# Grandkids - funny (for now!)



## Ragnar Ragnasson (Mar 4, 2018)

I told my youngest son about he and wife sometimes using sh !t around their two year old boy. My W just sent me a short video of boy playing then saying "oh sh! t" unexpectedly. It's a keeper.

Funny once 😉. Ain't it funny when our kids go through the same things we sometimes did. "Watch what you say around the kids"......

Any other grandkids funnies?


----------



## BarbedFenceRider (Mar 30, 2018)

So, my uncle was at my house working on an old willy's jeep he kept there. And my son (4) was in the backyard watching him and playing with the animals. My uncle raises his head and promptly smacks it on the raised hood. He yells out "sunofabeeech". And rubs his head repeatedly. The afternoon progresses and nothing notable happens. Later in the evening, my wife is making dinner and is bringing the rolls to the dinner table. My uncle just sat down to eat with us when my wife dumped the rolls all over the ground with a loud gasp! My son promptly acclaims "sunofabeeech".....Silence ensues.

My wife turns and looks at me with lasers coming out of her eyes. (swear to god). I sublimely say, "it wasn't me"....My poor uncle knew exactly what happened!

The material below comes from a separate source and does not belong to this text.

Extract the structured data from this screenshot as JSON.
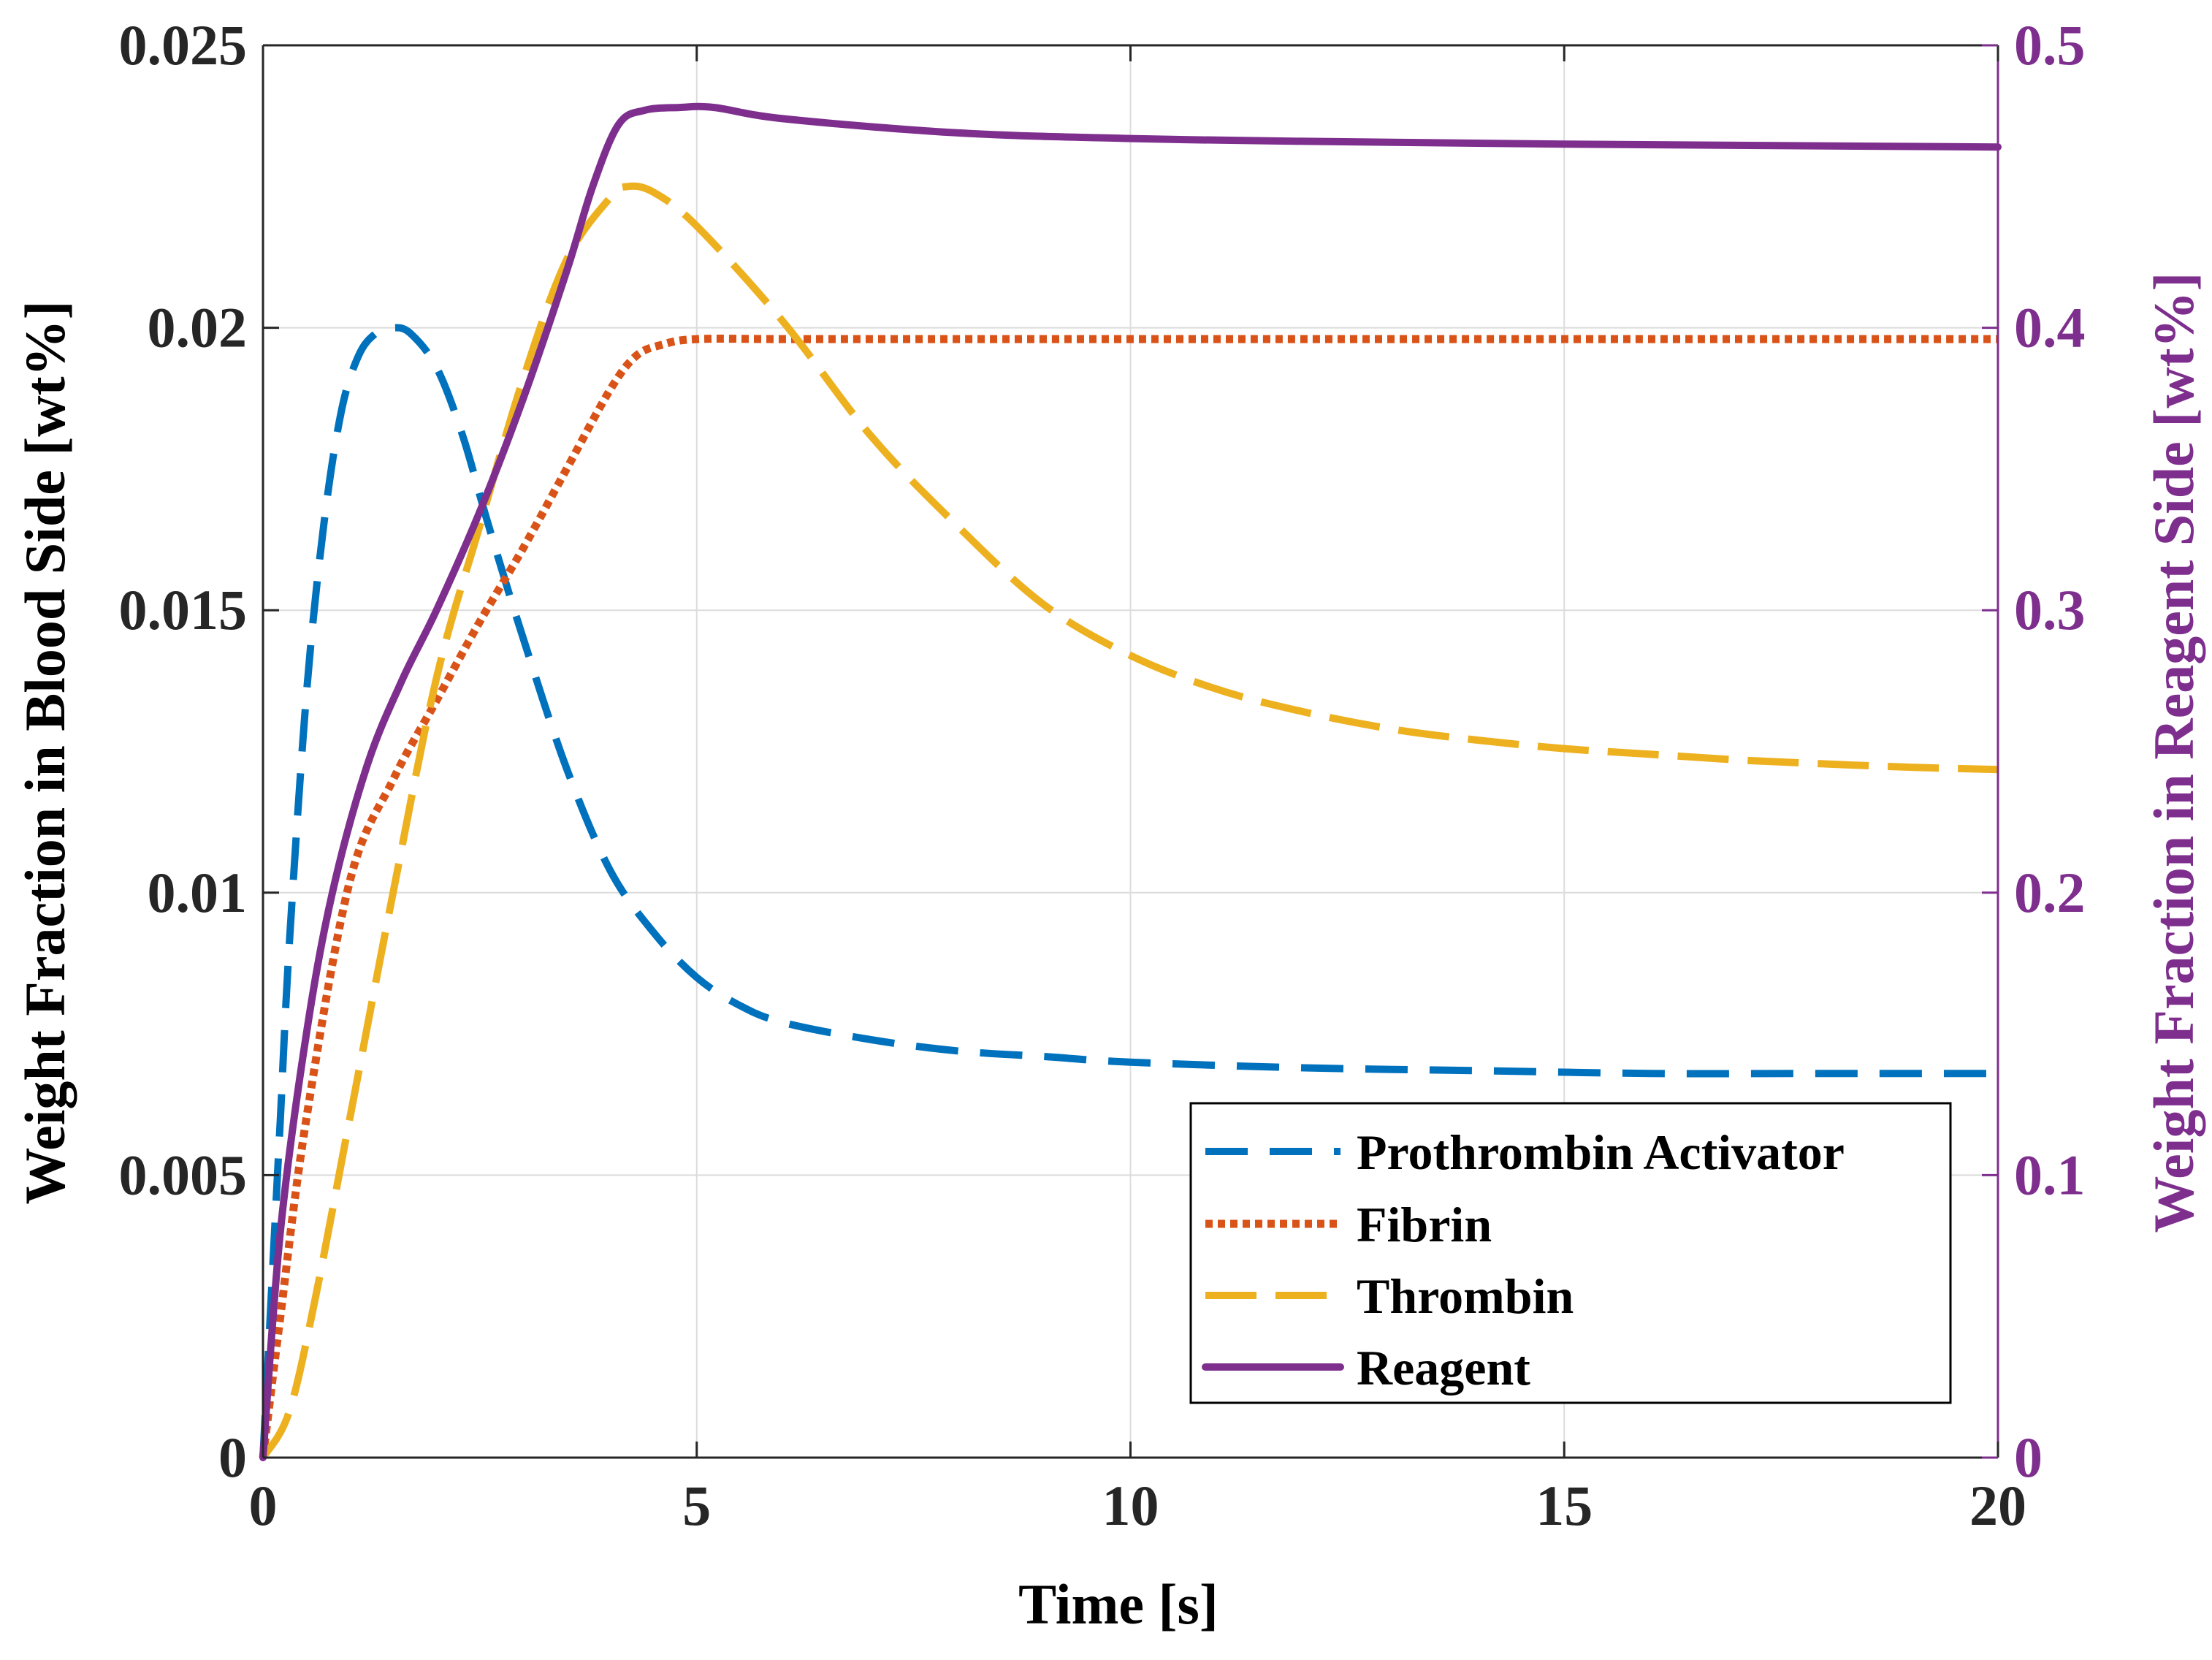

He is like 3 colors red with a downward glaze plastered on the floor before him. lol "Sorry suz". "Its my fault." My wife is now turning purple and smoke coming out of her ears!

My son stretches out in his high chair and yells: "sunofabeech, sunofabeech, sunofabeech"... 

Needless to say, it was touch and go for the next few evenings....

ROFL!!!


----------



## Ragnar Ragnasson (Mar 4, 2018)

That's what I'm sayin! 
One thing I'm waiting for is when grands are older and at the supper table and won't eat any vegetables....to see how long they'll have to sit before getting excused.

My oldest was about six, and it was "at least two BIG bites and you can get down" and he'd sit there for 45 minutes.

😊 however I'm sure the dogs stayed by him for a reason.

Then when they become teenagers....


----------